Tuesday, February 2, 2010

Beauty of Chinese Calligraphy

As you enjoy the strokes of voluptuous beauty, when burying yourself in the huge masses of Chinese calligraphical works, what captures your attention must be something more than calligraphy itself, the Chinese histo-cultural tradition, into which the calligraphy was born and with which it has been developing as a form of art. This makes you wonder: Where does the calligraphical beauty come from? Like any other form of art in the world, calligraphy in China has owed its glory to its creator, the calligrapher. “Art is life,” as is believed. It was the many legendary lives calligraphers lived and are living in the course of Chinese social development and civilization that gave birth to the Chinese calligraphy, the “most Chinese” form of art, and have nourished it. As Liu Xizai, a renowned calligrapher in Qin dynasty (1616-1911), rightly observed, “A calligraphical work of art is what it mirrors. It is the index of the learning, the talent, and the aspiration of the calligrapher. In a word, it is what the calligrapher is.”

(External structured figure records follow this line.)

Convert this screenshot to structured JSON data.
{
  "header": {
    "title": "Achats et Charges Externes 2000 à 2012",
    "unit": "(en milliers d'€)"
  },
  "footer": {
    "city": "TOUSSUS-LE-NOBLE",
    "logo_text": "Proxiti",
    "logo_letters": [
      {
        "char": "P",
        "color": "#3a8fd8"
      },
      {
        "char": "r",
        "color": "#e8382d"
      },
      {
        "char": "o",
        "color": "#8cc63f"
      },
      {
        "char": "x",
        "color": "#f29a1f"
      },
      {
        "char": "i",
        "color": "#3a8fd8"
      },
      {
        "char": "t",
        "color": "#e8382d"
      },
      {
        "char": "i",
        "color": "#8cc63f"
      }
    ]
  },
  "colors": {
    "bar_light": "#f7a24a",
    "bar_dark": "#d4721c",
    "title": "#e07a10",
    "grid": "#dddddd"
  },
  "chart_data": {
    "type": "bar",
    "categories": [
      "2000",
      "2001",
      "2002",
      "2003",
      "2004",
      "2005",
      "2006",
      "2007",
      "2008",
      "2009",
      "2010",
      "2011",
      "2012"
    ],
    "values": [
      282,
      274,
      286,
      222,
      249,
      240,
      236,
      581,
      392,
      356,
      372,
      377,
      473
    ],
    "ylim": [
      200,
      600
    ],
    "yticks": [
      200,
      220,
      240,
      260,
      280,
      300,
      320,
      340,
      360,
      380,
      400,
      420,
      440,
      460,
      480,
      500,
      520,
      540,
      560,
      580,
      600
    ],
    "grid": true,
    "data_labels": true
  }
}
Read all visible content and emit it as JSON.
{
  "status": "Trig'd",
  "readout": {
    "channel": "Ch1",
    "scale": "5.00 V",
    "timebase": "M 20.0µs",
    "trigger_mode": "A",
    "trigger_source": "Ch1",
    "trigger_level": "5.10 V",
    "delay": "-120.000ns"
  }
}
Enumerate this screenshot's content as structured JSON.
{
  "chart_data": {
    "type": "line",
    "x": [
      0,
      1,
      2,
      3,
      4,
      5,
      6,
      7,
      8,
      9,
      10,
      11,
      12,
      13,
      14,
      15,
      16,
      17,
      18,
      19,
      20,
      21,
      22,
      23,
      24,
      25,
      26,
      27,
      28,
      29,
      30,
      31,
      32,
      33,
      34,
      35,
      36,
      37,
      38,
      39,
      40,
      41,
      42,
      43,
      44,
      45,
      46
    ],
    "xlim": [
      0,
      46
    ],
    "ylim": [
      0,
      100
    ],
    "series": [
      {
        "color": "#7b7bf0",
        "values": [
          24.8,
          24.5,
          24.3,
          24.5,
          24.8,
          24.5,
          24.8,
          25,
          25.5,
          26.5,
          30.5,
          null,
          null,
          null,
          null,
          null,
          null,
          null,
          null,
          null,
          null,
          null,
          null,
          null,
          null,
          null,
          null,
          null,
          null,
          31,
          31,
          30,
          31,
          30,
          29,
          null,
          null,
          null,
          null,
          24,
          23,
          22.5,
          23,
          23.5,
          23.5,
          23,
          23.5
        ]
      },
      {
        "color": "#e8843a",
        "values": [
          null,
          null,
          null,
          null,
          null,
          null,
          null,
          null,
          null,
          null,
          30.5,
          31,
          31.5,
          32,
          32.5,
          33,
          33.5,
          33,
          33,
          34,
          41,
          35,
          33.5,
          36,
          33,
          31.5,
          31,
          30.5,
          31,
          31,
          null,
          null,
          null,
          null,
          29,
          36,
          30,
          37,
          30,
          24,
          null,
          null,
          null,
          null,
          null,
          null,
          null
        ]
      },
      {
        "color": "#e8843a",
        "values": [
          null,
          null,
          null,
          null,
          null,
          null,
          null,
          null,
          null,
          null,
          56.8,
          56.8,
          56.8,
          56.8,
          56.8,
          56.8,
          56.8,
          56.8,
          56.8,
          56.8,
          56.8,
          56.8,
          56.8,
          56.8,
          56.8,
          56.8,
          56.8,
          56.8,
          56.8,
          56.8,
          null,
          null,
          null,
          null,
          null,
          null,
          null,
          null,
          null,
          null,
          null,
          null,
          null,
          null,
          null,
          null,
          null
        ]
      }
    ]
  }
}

When it comes to the beauty of brush calligraphy, Wang Xizhi (303-361) and Yan Zhenqing (709-785) are household names in China and the stories about them are told from one generation to the next. Wang was a calligrapher who could eclipse all his contemporaries in Eastern Jin period of Southern and Northern dynasties (420-589). Acknowledged as the “calligrapher-sage,” he is even believed to be the greatest artist in the history of the field. While his authentic works can hardly be available due to the passage of time, his masterpieces are still commended as the highest realm a calligrapher can reach.